We need to acknowledge with humility that the Church not only advocates for life in the womb but also works tirelessly to support life in all its forms from conception to natural death. In addition to serving the countless numbers of suffering lives that make their way into our midst, the Church in the United States and right here in our own diocese has developed scores of ministries dedicated to helping mothers facing challenging pregnancies and those who may struggle to care for their children after they are born. Through pregnancy care centers and parish-based ministries such as Walking with Moms in Need – to Shepherds Maternity House in East Stroudsburg that provides a safe home and assistance for pregnant woman and mothers and their newborn babies – to ministries like Project Rachel that offer hope, healing and spiritual renewal to women and couples who suffer after participating in abortion, our Church continues to offer a way forward to those who seek to live the Gospel of Life.

Yet, my friends, remember always that we engage this noble cause not for political reasons but as people of faith. Pope Emeritus Benedict XVI, who recently passed to his eternal reward, reminded all of us of what is foundational to the cause that we have engaged. “God’s love does not differentiate between the newly conceived infant still in his or her mother’s womb and the child or young person, or the adult and the elderly person. God does not distinguish between them because he sees an impression of his own image and likeness (Gn 1:26) in each one. … Life is the first good received from God and is fundamental to all others; to guarantee the right to life for all and in an equal manner for all is the duty upon which the future of humanity depends.”

Simply put, if we desire to live our lives as Christians with authenticity, we have no choice but to proclaim the sanctity of life.
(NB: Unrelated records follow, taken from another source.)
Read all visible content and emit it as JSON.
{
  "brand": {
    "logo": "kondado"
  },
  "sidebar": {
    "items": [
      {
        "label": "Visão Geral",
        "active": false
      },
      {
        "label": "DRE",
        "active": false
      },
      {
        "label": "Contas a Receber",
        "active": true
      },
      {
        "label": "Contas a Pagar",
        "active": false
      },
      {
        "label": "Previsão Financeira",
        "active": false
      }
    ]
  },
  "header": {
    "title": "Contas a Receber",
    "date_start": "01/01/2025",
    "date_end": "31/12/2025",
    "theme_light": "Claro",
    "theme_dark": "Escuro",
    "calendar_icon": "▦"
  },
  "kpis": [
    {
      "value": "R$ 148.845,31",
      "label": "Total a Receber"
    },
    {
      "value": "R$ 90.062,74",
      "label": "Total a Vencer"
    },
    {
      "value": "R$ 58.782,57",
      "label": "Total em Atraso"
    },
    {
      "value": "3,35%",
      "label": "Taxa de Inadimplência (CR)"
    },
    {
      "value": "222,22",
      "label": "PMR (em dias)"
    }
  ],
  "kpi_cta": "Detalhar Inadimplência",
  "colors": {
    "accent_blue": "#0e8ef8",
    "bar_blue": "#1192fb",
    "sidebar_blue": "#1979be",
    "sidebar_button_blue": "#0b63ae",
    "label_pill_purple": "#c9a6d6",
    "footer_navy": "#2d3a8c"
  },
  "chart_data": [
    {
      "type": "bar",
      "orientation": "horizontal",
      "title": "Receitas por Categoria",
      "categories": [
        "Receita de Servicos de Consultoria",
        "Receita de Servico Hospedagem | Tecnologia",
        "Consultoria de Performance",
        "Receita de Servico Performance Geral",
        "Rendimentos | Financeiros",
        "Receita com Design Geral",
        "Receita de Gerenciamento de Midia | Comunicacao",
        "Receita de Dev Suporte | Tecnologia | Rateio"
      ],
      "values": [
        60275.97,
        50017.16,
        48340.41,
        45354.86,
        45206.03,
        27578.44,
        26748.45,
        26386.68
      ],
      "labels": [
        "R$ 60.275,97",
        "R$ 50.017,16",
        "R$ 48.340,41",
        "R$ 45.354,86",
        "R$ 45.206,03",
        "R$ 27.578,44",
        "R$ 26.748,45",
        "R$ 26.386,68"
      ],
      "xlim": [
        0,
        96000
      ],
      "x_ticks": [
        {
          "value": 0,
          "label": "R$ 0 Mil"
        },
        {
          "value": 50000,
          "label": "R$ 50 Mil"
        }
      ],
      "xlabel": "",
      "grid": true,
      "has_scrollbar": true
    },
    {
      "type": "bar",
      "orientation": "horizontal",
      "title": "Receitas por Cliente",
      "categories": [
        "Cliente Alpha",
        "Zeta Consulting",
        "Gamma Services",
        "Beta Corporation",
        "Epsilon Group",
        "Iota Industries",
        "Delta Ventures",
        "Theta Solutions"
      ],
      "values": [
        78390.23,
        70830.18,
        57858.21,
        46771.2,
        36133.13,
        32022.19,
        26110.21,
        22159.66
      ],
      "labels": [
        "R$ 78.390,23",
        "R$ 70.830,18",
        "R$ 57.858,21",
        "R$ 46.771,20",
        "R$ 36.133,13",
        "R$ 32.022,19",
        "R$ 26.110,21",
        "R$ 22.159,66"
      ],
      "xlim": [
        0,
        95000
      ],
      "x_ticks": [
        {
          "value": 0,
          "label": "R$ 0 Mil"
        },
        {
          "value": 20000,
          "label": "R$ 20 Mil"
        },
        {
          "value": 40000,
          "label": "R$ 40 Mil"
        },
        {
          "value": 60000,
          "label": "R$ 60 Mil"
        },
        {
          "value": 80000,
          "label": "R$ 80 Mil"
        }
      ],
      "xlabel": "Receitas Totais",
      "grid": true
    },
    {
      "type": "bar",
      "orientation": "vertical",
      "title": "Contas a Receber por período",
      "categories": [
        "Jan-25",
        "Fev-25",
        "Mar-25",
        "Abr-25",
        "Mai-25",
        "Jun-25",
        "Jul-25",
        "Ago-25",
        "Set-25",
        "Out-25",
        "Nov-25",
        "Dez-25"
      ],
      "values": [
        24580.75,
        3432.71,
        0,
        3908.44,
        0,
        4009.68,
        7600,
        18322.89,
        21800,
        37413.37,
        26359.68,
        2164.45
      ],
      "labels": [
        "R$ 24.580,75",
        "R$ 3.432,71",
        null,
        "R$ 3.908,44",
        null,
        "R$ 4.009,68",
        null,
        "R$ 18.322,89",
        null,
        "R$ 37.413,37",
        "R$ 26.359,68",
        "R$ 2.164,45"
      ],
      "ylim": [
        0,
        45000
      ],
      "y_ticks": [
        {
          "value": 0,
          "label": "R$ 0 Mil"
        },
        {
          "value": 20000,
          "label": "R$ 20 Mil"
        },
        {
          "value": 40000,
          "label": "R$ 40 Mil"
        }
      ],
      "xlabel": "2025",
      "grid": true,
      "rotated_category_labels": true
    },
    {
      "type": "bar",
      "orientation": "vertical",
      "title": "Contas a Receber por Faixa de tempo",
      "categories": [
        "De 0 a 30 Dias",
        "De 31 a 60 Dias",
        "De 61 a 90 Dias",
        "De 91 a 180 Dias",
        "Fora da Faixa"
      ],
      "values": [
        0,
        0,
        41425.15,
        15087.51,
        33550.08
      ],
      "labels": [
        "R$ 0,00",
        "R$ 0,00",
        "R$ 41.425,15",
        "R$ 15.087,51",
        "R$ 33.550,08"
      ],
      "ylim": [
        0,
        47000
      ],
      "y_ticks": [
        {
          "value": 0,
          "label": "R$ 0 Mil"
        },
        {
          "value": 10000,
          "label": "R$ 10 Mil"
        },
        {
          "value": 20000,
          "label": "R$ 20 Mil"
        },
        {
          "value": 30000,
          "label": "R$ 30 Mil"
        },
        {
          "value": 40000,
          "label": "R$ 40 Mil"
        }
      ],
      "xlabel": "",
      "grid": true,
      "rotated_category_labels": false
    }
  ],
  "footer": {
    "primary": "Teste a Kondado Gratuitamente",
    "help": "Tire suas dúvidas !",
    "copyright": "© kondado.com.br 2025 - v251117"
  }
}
We cannot merely speak of our respect for human life or self-righteously criticize those whose beliefs may be different from our own. We must enliven our words with action. Yet, in the midst of all that we are charged to do as disciples of Jesus, his way must always be our way. We must engage a different kind of war – a different kind of battle – than that which has been engaged by many in our land, sadly on both sides of this cause. Jesus never addressed violence with violence. Nor can we! Recall the words of a contemporary prophet of non-violence, the Reverend Dr. Martin Luther King, “Darkness cannot drive out darkness; only light can do that. Hate cannot drive out hate, only love can do that.”

Brothers and sisters, ours is a noble cause rooted in faith and in the dignity of each human person – to bring to completion the unfinished work that has been engaged in our land for some 50 years so that the masterpiece of God’s creative work – the human person – will be respected and treasured from the moment of conception to its natural end. May we be guided by words of Pope Francis, as he challenges us to give witness to our faith, “Being Catholic entails a great responsibility … The Lord counts on you to spread the Gospel of Life.”

Faithfully yours in Christ,


Most Rev. Joseph C. Bambera, D.D., J.C.L.